The inner casing of a cold insulating cabinet for a refrigerator, freezer, or ice-making machine has been conventionally manufactured using an impact resistant polystyrene (HIPS) resin or ABS (acrylonitrile-butadiene rubber-styrene) resin and, as an insulation material, a polyurethane foam produced using trichloromonofluoromethane (CFC-11) as the blowing agent.
ABS resin in particular is an optimal inner casing material for said insulating cabinet not only from the standpoints of mechanical properties and processability but also in terms of adhesion to polyurethane foam and stress characteristics on contact with CFC-11 or exposure to the heating-cooling cycle of urethane foam production. However, in view of the recent rigorous control over the production and use of ozonosphere-destroying substances including CFC-11, new blowing agents have been explored. Among the substitutes for CFC-11 so far proposed are 1,1-dichloro-2,2,2-trifluoroethane (HCFC-123) and 1,1-dichloro-1-fluoroethane (HCFC-141b) but since these substitutes are more polar than CFC-11, the ABS resin heretofore available is ready to undergo cracking upon contact with these substitutes.
Thus far, a technique comprising increasing the proportion of the rubber or acrylonitrile component of ABS resin has been proposed. However, increasing the rubber component (Japanese Unexamined Patent Publication No. 132712/1992) sacrifices the rigidity of resin, while increasing the proportion of acrylonitrile (Japanese Unexamined Patent Publication No. 170409/1992, Japanese Unexamined Patent Publication No. 17540/1993, Japanese Unexamined Patent Publication No. 17541/1993) detracts from the excellent mechanical properties and thermal stability of ABS resin. An ABS resin containing an ester of methacrylic acid as a comonomer unit has also been proposed (Japanese Unexamined Patent Publication No. 126756/1992) but this resin is not only inadequate in chlorofluorocarbon resistance but, just as it is the case with the above ABS resin enriched for acrylonitrile, has the disadvantage that the inherently excellent mechanical properties of ABS resin are sacrificed.

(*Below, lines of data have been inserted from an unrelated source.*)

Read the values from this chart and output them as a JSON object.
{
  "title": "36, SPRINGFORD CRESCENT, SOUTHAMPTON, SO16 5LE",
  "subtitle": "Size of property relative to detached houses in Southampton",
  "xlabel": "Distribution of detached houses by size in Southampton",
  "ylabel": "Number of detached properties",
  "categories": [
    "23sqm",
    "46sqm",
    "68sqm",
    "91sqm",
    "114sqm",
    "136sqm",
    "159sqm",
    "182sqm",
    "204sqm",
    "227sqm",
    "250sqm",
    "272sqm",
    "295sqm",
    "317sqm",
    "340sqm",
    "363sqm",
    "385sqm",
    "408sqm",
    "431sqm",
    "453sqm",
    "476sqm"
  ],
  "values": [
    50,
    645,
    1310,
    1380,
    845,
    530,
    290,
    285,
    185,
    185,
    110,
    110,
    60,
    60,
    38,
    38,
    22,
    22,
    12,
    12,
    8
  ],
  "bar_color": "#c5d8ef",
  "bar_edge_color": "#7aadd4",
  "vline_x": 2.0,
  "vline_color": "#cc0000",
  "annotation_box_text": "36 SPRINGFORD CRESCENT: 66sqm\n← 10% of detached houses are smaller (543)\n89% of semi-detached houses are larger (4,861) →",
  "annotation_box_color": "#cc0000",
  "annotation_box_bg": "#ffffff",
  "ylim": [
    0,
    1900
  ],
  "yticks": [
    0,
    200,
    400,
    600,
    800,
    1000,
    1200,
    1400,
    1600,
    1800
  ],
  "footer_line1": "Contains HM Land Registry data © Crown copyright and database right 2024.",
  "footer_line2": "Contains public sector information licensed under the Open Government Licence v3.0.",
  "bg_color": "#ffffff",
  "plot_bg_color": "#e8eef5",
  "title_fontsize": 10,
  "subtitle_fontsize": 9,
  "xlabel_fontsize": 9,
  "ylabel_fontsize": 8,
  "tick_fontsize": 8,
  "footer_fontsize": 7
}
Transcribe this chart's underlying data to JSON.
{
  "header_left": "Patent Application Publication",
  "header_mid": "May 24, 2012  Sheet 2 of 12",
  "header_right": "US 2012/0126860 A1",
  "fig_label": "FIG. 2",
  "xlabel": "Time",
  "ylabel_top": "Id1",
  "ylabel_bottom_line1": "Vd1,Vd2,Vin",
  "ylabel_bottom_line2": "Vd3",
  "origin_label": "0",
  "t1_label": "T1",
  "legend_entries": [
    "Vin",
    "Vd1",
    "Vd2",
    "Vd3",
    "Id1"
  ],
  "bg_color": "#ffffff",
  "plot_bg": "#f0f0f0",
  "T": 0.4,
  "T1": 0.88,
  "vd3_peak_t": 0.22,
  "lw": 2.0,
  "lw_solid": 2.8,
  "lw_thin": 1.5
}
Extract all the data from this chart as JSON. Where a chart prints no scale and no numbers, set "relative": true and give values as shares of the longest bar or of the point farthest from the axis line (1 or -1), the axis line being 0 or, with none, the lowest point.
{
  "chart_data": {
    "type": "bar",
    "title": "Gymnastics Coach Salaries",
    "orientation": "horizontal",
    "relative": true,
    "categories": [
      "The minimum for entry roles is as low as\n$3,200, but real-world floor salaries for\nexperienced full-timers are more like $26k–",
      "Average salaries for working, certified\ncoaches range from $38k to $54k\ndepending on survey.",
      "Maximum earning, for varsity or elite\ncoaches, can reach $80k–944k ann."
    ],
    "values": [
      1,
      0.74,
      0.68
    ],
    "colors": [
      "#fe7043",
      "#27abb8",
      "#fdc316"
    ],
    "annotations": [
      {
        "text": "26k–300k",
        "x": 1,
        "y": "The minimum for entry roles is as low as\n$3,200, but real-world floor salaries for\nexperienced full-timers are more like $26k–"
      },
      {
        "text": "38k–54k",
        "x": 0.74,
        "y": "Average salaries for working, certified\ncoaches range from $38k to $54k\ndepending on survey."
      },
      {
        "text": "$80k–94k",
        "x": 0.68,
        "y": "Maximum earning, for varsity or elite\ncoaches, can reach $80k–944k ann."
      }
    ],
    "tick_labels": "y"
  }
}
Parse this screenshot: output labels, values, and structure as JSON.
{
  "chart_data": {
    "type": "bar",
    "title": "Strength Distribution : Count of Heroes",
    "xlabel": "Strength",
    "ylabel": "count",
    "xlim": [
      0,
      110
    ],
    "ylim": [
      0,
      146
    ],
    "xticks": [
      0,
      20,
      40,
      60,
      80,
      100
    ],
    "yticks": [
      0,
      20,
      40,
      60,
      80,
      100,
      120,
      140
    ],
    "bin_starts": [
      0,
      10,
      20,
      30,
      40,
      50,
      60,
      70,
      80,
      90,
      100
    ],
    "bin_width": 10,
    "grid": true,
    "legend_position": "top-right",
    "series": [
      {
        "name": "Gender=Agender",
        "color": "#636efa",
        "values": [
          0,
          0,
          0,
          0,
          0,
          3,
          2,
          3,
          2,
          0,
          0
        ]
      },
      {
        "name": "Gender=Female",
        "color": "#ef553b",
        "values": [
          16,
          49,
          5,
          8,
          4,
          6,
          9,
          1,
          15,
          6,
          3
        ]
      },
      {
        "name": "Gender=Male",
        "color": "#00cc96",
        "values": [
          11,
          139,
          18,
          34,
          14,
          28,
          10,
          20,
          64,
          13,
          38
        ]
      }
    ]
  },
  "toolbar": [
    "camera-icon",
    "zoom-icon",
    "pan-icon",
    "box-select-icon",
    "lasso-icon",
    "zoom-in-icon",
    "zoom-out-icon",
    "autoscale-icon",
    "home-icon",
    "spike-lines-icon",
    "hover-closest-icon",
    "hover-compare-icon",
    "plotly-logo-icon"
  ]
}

Technologies in which ABS resin is formulated with other polymers have also been proposed. For example, incorporation of thermoplastic polyester elastomers (Japanese Unexamined Patent Publication No. 132762/1992, Japanese Unexamined Patent Publication No. 170451/1992), addition of a higher fatty acid triglyceride to acrylonitrile-enriched ABS resin (Japanese Unexamined Patent Publication No. 154858/1992), the use of acrylonitrile-enriched acrylic rubber-modified graft and butadiene rubber-modified graft in combination (Japanese Unexamined Patent Publication No. 170460/1992), the use of ethylene-propylene rubber-modified graft and butadiene rubber-modified graft in combination (Japanese Unexamined Patent Publication No. 170461/1992), the use of ethylene-propylene rubber-modified graft and acrylic rubber-modified graft in combination (Japanese Unexamined Patent Publication No. 170462/1992), and addition of a polyester (Japanese Unexamined Patent Publication No. 17658/1993) can be mentioned by way of example. Although these technologies certainly contribute to chlorofluorocarbon resistance, none of them are fully satisfactory in the effect achieved.
In addition, the use of an agglomerate for the rubber or graft component of ABS resin has also been proposed. Thus, the technology employing an agglomerated rubber as the rubber component (Japanese Examined Patent Publication No. 30034/1977), the technology which comprises grafting a small proportion of a compound to the rubber component (a low grafting degree) and causing the resulting graft polymer to undergo agglomeration and enlargement (Japanese Examined Patent Publication No. 27378/1990), and the technology which comprises grafting a small proportion of a compound to the rubber component, causing the resulting graft polymer to undergo agglomeration and enlargement to form clusters, and finally grafting a larger amount of the compound (Japanese Unexamined Patent Publication No. 25227/1993) can be mentioned by way of example. These technologies are also contributory to enhanced chlorofluorocarbon resistance but are never fully satisfactory.
There has, thus, been a long-standing need for a new material having improved chlorofluorocarbon resistance (i.e. not easily undergoing cracking on contact with said substitutes) without being compromised in the characteristically excellent mechanical properties, thermal stability and processability of ABS resin.